EFFICIENT ARITHMETIC IN (PSEUDO-)MERSENNE PRIME ORDER FIELDS

Elliptic curve cryptography is based upon elliptic curves defined over finite fields. Operations over such elliptic curves require arithmetic over the underlying field. In particular, fast implementations of multiplication and squaring over the finite field are required for performing efficient elliptic curve cryptography. The present work considers the problem of obtaining efficient algorithms for field multiplication and squaring. From a theoretical point of view, we present a number of algorithms for multiplication/squaring and reduction which are appropriate for different settings.
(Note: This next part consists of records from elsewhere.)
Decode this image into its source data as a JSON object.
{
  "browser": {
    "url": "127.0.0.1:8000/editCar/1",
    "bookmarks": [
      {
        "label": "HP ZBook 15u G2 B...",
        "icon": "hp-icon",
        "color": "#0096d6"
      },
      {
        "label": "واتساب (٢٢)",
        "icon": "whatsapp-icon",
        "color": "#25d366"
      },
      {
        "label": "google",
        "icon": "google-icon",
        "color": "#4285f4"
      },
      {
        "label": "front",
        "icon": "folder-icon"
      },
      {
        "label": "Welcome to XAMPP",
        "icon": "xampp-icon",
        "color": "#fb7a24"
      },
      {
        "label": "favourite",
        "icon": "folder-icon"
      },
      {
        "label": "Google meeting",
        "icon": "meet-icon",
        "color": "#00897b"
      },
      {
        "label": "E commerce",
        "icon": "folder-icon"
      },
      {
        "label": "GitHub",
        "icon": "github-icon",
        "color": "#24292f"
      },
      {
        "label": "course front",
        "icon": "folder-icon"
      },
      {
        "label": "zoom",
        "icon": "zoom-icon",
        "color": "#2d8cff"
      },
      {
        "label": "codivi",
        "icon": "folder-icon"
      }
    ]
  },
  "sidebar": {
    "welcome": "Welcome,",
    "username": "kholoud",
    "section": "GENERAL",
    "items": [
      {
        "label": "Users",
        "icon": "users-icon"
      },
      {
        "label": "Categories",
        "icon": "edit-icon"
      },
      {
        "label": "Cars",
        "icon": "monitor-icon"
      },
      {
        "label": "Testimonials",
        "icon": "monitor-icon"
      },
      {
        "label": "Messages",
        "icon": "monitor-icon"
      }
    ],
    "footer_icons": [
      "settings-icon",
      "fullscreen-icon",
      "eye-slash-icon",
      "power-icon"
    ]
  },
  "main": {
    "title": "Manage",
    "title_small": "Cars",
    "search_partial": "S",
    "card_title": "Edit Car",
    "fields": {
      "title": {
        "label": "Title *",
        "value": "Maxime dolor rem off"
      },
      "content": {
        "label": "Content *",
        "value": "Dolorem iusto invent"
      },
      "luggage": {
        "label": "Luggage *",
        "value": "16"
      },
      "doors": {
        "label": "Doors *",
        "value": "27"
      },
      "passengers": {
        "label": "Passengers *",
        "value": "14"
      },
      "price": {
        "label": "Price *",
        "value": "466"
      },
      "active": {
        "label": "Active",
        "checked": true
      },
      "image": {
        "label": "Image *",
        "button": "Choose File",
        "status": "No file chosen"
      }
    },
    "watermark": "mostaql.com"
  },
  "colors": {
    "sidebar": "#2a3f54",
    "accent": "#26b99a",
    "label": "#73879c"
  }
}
Our algorithms collect together and generalize ideas which are scattered across various papers and codes. At the same time, we also introduce new ideas to improve upon existing works. A key theoretical feature of our work is that we provide formal statements and detailed proofs of correctness of the different reduction algorithms that we describe. On the implementation aspect, a total of fourteen primes are considered, covering all previously proposed cryptographically relevant (pseudo-)Mersenne prime order fields at various security levels. For each of these fields, we provide 64-bit assembly implementations of the relevant multiplication and squaring algorithms targeted towards two different modern Intel architectures. We were able to find previous 64-bit implementations for six of the fourteen primes considered in this work. On the Haswell and Skylake processors of Intel, for all the six primes where previous implementations are available, our implementations outperform such previous implementations.